Don’t hold us accountable to our policies: department

Targets for textbook delivery in the basic education department’s own policies are standards it should not be held accountable to, the department has said in court papers appealing a 2014 judgment that found it had violated thousands of Limpopo pupils’ rights.

The department said the case’s applicants – Basic Education For All (Befa) and 39 school governing bodies – had presented the internal policy document to the court as evidence that the department had broken its promises to pupils.

But the department said in its heads of argument that reliance on this document, “where the [department] has set lofty standards for itself, is not enforceable by … law”.

The heads were submitted to the Supreme Court of Appeal on May 21.

The judgment in question is part of the ongoing court battle brought by public interest law centre Section27 on behalf of Befa and the 39 schools in response to the enduring textbook crisis in the province.

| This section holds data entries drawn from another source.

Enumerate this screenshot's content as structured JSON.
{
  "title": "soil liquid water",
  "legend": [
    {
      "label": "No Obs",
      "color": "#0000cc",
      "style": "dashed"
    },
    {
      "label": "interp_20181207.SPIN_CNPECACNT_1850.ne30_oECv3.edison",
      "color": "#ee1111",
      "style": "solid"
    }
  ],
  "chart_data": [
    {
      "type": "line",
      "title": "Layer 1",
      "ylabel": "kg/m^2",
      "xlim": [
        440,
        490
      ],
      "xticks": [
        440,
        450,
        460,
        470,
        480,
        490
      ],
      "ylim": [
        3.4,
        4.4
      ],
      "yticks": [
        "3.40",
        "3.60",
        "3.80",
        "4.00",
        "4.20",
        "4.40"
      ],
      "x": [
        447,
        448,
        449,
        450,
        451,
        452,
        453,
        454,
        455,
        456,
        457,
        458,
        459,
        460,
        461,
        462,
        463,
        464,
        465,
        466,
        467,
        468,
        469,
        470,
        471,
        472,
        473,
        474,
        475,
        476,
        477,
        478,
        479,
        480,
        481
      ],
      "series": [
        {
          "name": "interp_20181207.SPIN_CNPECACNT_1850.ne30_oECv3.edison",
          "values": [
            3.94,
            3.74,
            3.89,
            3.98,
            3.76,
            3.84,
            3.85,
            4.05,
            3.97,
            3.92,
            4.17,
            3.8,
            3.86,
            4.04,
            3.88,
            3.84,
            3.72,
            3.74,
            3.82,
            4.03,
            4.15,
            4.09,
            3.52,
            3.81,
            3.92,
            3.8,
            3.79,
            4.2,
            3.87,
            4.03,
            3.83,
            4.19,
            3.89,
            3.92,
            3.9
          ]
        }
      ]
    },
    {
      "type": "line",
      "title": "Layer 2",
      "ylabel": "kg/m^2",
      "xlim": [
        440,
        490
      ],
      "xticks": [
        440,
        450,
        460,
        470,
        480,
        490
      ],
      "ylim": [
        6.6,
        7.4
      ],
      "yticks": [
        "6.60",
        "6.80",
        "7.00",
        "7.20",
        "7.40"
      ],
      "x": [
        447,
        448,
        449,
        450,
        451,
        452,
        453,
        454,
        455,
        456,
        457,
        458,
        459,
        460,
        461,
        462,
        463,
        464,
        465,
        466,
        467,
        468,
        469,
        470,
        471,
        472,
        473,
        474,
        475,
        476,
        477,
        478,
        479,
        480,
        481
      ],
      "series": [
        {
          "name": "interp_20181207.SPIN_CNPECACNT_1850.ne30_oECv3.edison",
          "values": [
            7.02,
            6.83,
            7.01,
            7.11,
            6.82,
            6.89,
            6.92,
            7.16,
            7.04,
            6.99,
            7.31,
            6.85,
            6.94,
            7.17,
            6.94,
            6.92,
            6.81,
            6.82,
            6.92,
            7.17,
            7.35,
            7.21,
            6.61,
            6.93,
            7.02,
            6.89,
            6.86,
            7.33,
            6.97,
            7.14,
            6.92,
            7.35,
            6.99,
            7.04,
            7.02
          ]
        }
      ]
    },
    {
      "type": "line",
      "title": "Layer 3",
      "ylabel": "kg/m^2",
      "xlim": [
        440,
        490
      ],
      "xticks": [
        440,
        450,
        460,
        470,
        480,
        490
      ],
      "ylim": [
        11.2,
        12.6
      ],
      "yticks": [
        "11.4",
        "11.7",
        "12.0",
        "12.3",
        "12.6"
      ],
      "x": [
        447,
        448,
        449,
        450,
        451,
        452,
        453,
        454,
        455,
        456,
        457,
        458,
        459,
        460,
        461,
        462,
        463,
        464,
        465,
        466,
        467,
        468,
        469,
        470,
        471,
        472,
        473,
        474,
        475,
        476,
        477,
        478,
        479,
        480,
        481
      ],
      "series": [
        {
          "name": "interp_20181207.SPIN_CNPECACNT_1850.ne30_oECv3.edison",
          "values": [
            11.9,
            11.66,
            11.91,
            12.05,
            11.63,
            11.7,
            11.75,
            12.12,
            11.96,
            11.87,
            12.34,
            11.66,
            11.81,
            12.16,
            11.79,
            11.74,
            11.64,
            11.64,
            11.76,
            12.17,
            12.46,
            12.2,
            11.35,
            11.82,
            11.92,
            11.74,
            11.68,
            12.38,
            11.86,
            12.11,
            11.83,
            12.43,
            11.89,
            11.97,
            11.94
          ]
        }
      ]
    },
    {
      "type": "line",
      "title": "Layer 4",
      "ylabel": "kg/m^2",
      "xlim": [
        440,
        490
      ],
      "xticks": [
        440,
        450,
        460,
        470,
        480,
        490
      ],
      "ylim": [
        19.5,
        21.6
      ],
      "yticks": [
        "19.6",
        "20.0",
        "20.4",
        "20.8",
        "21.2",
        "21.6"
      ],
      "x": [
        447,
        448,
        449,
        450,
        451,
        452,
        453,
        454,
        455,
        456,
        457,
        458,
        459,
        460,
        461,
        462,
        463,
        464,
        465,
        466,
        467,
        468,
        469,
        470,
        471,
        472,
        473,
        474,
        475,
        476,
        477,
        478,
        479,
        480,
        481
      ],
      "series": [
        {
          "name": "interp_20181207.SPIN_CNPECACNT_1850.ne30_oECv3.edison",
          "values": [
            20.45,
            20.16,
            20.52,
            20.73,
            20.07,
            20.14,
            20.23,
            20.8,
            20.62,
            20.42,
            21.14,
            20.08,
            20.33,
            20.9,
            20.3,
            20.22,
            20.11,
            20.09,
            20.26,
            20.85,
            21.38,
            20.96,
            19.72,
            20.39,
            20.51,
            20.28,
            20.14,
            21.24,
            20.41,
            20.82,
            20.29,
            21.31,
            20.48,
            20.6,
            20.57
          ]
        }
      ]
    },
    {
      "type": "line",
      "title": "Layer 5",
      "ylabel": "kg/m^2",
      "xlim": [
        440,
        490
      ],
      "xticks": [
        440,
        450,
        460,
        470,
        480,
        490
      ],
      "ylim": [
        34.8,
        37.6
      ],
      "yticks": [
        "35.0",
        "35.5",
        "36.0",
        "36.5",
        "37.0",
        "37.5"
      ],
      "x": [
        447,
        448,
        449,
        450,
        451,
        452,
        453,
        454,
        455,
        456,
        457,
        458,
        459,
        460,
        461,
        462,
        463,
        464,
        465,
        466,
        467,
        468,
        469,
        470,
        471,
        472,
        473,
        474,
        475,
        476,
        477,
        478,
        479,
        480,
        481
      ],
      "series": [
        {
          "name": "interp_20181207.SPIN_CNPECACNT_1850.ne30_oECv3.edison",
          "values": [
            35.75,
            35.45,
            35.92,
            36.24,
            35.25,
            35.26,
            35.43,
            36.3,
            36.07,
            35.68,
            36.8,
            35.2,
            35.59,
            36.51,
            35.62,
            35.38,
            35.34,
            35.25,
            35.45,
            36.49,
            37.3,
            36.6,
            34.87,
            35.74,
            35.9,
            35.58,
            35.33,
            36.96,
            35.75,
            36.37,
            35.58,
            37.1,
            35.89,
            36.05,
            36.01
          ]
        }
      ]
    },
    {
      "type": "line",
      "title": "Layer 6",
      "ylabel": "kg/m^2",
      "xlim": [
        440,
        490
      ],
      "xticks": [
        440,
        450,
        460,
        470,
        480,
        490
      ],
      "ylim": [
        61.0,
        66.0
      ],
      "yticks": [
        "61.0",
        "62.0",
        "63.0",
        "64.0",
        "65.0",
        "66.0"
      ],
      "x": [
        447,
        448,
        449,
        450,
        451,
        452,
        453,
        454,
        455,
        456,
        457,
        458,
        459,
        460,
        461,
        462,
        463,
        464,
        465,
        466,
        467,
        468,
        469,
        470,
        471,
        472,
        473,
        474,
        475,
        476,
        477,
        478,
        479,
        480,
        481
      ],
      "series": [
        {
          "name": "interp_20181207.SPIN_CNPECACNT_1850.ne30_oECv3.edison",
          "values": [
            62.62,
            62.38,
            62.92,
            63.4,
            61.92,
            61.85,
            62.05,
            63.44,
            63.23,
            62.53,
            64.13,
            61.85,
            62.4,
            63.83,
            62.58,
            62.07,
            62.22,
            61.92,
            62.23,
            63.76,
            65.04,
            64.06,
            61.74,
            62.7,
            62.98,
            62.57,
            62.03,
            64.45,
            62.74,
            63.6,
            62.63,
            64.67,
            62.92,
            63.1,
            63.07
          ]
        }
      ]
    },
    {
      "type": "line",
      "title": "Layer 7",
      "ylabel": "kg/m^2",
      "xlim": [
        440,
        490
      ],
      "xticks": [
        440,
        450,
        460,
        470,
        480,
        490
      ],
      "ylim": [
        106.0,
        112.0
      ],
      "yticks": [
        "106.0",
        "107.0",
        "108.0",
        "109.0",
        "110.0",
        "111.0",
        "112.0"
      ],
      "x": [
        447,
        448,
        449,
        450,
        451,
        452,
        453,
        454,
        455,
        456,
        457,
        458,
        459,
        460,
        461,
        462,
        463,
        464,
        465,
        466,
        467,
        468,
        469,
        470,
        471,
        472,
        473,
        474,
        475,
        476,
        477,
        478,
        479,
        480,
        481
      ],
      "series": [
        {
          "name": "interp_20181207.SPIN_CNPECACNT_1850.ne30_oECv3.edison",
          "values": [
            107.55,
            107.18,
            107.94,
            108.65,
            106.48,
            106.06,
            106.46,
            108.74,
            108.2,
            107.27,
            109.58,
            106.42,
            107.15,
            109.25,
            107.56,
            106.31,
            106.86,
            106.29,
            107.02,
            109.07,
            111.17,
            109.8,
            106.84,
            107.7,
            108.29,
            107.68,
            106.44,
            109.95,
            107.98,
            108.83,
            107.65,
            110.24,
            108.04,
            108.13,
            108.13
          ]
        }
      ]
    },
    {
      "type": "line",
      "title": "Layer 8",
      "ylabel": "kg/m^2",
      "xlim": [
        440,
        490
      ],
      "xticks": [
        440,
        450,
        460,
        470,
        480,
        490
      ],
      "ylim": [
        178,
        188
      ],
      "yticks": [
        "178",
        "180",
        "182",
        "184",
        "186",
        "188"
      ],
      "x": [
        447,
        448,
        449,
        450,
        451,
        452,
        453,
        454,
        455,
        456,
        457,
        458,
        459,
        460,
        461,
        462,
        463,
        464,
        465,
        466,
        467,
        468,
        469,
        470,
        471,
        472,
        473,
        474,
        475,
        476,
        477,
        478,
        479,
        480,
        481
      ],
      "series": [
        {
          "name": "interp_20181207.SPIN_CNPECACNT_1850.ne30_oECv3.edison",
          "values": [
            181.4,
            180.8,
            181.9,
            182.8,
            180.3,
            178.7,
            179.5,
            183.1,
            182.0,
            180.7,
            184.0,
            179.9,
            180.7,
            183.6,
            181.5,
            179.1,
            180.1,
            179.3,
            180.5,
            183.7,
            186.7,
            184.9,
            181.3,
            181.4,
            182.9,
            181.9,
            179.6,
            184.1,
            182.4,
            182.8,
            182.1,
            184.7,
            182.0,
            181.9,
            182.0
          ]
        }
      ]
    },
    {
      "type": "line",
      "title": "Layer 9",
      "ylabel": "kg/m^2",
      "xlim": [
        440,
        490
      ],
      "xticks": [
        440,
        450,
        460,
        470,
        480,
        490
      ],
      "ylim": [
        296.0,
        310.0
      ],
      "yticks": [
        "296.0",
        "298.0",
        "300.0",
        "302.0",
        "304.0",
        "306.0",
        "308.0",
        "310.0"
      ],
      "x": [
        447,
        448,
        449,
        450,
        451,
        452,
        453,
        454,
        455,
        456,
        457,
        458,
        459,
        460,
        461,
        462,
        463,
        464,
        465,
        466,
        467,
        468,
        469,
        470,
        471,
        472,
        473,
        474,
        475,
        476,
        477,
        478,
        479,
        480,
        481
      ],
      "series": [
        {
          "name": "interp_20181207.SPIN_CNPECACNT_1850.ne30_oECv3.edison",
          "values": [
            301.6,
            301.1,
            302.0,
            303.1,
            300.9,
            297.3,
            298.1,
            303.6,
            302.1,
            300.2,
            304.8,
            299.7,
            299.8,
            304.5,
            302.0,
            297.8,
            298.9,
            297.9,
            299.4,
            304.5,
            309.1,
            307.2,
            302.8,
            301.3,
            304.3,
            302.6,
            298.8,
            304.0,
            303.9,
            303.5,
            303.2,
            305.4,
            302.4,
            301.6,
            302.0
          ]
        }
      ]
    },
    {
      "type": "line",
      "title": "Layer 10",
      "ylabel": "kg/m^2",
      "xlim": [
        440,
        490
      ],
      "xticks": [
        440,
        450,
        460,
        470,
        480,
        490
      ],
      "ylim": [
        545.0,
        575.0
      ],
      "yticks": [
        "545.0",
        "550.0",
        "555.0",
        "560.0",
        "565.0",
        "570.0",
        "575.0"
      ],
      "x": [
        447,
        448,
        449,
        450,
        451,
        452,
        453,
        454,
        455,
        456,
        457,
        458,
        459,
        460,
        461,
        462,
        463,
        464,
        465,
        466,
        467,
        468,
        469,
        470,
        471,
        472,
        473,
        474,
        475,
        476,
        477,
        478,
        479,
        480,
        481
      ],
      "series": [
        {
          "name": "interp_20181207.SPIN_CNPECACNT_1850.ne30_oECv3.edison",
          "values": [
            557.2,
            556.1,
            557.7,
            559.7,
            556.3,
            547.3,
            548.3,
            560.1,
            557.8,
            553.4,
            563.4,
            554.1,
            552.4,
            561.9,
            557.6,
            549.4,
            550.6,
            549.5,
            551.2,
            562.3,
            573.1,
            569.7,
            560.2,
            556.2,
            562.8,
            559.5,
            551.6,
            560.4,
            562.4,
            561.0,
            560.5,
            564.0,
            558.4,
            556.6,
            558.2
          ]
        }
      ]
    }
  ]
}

Despite three court orders in 2012 forcing the provincial and national education departments to ensure all Limpopo pupils are given the textbooks they need, the two organisations returned to court last April, saying at least 39 Limpopo schools hadn’t received all their textbooks.

The judgment handed down in the North Gauteng High Court said the department’s delay in delivering the textbooks had violated pupils’ rights.

But the national education department appealed the ruling in June, arguing that ensuring every pupil had every textbook amounted to a level of “perfection … not the standard required from [government]”.

Section27 and Befa have been granted leave to cross-appeal.

The department has now reiterated its position in its heads, saying the contention that perfection is the standard, “with respect, is wrong”.

“What is required of an organ of state … is … reasonable measures … to fulfil the right to basic education.”

And to say the department has taken reasonable steps to realise the right to basic education “is an understatement”.

The department instead blamed the inadequate supply of textbooks – which it says has since been rectified – on “late reporting of the shortages in violation of the express instructions furnished to schools” and “the failure by schools … to ensure retrieval of the existing textbooks at the previous academic year’s end”.

Neither the provincial nor the national departments of education responded to the Mail & Guardian’s questions.

Meanwhile, several hundred pupils in the province still have not received the textbooks they need, Befa member Tebogo Sephakgamela told the M&G.

“I estimate more than 100 schools haven’t received textbooks,” Sephakgamela said.

A meeting Befa held with about 150 community members on May 23 in the Capricorn district revealed that many children were still sharing textbooks, he said. This made doing homework and individual studying hard.

The principal of a primary school in Vhembe district spoke to the M&G on condition of anonymity because “the intimidation is so bad”.

She said her pupils in grades four to six “haven’t received textbooks in years” and were using textbooks from the old curriculum. “Even the other schools nearby are struggling.” Her school has not received the top ups it had requested either. 

When asked what she thought of the department’s statements in its court papers she said: “How can they tell us they can’t be perfect but then expect us to teach children how to read and write?”

Kate Paterson, an attorney at Section27, said the organisation will file its heads of argument on June 22; she predicts the matter will be heard in November.